1.  If you suffered any physical injury or disability as a result of this crime, please describ your injuries.
2.  If you were hospitalized because of your injuries, please give the name of the hospital, attending physician, and the length of your hospital stay.
3.  If you received outpatient treatment for your injuries, please give the name of the physician or hopsital and duration and type of treatment.
4.  What were your total medical expenses? (Please attach bills, receipts, cancelled checks, estimates)
5.  Do you have medical insurance that paid for your medical treatment and hospitalization? If so, please list the amounts received and give the name and address of insurance company and agent.
6.  If your injuries caused you to miss time from work, please indicate how much time you missed and how much money was lost in wages. Also, please give the name, address and telephone number of your employer.
7.  If you received sick leave pay for the days you missed from work, please indicate total number of days and total amount of sick pay received.

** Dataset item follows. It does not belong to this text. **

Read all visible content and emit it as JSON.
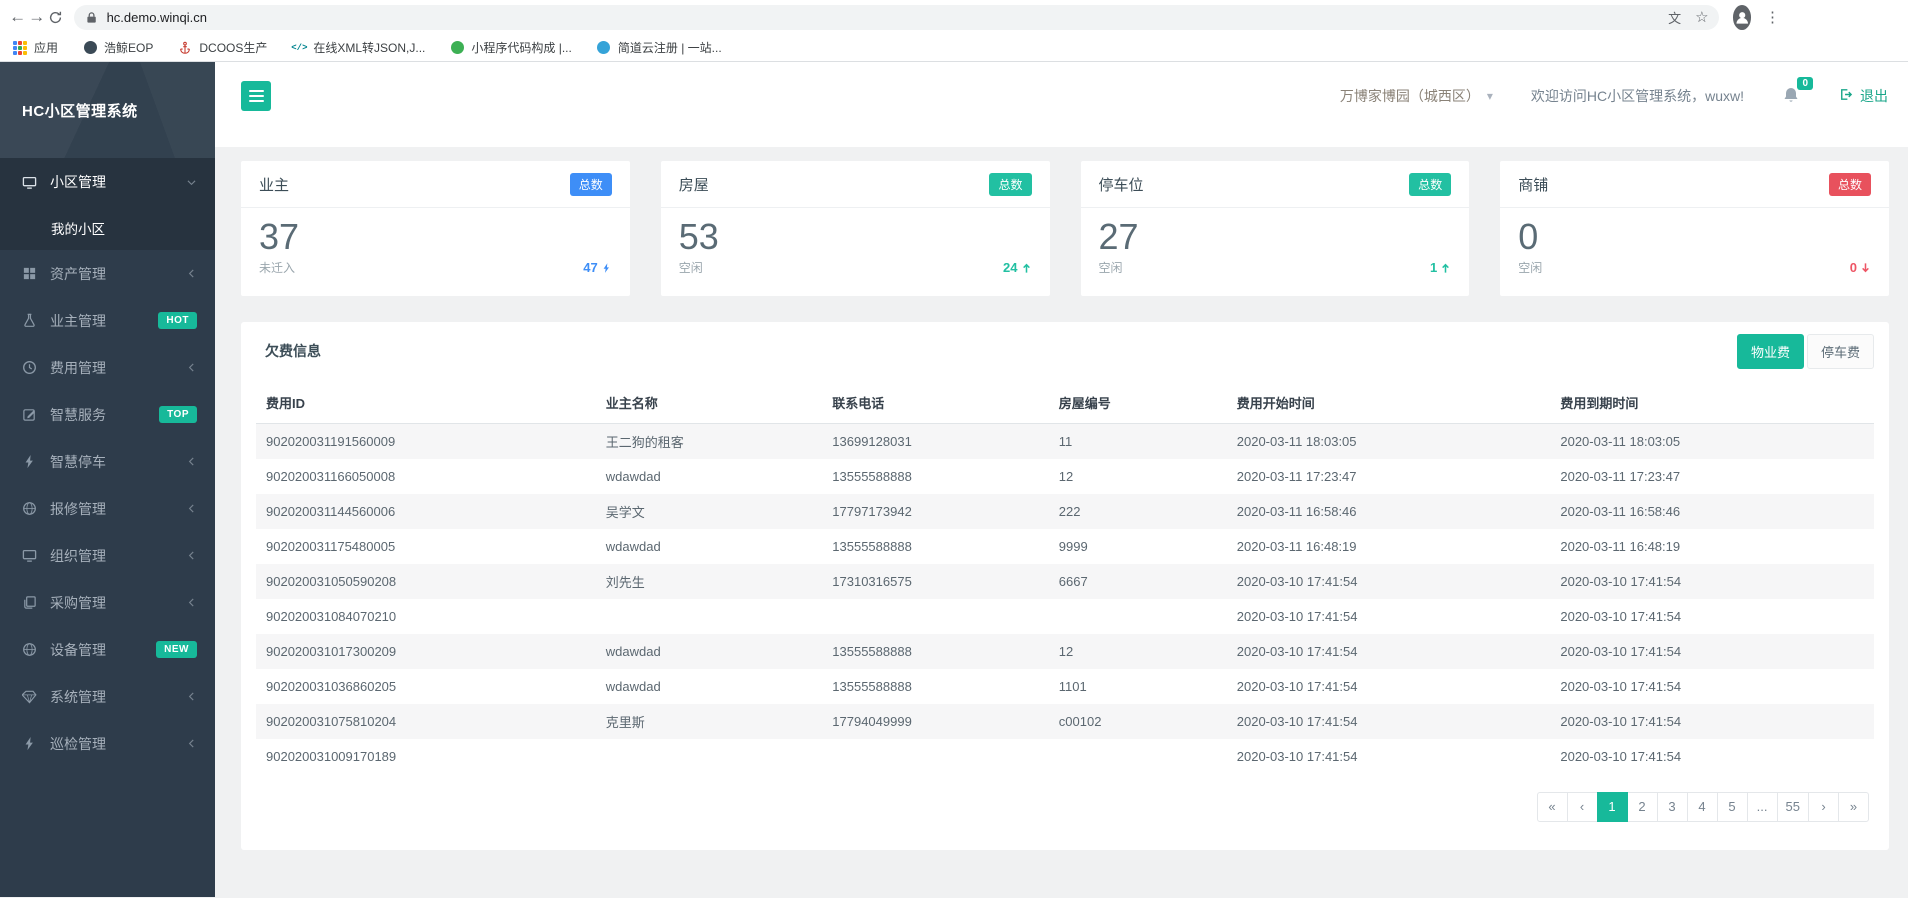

8.  If you expect to have any future medical expenses (outpatient therapy, prescription drugs, etc.), please describe those expenses and state whether your insurance will pay for them.

III. Emotional Injury

1.  Were you psychologically injured? If so, please describe the emotional impact this crime has had upon you and your family and any resulting changes that have occurred.
2.  As a result of this crime, have you or your family received any counseling or therapy? (Please attach bills, receipts, cancelled checks, estimates)
3.  Please describe any other effects that being a victim of a crime has had upon you or your family.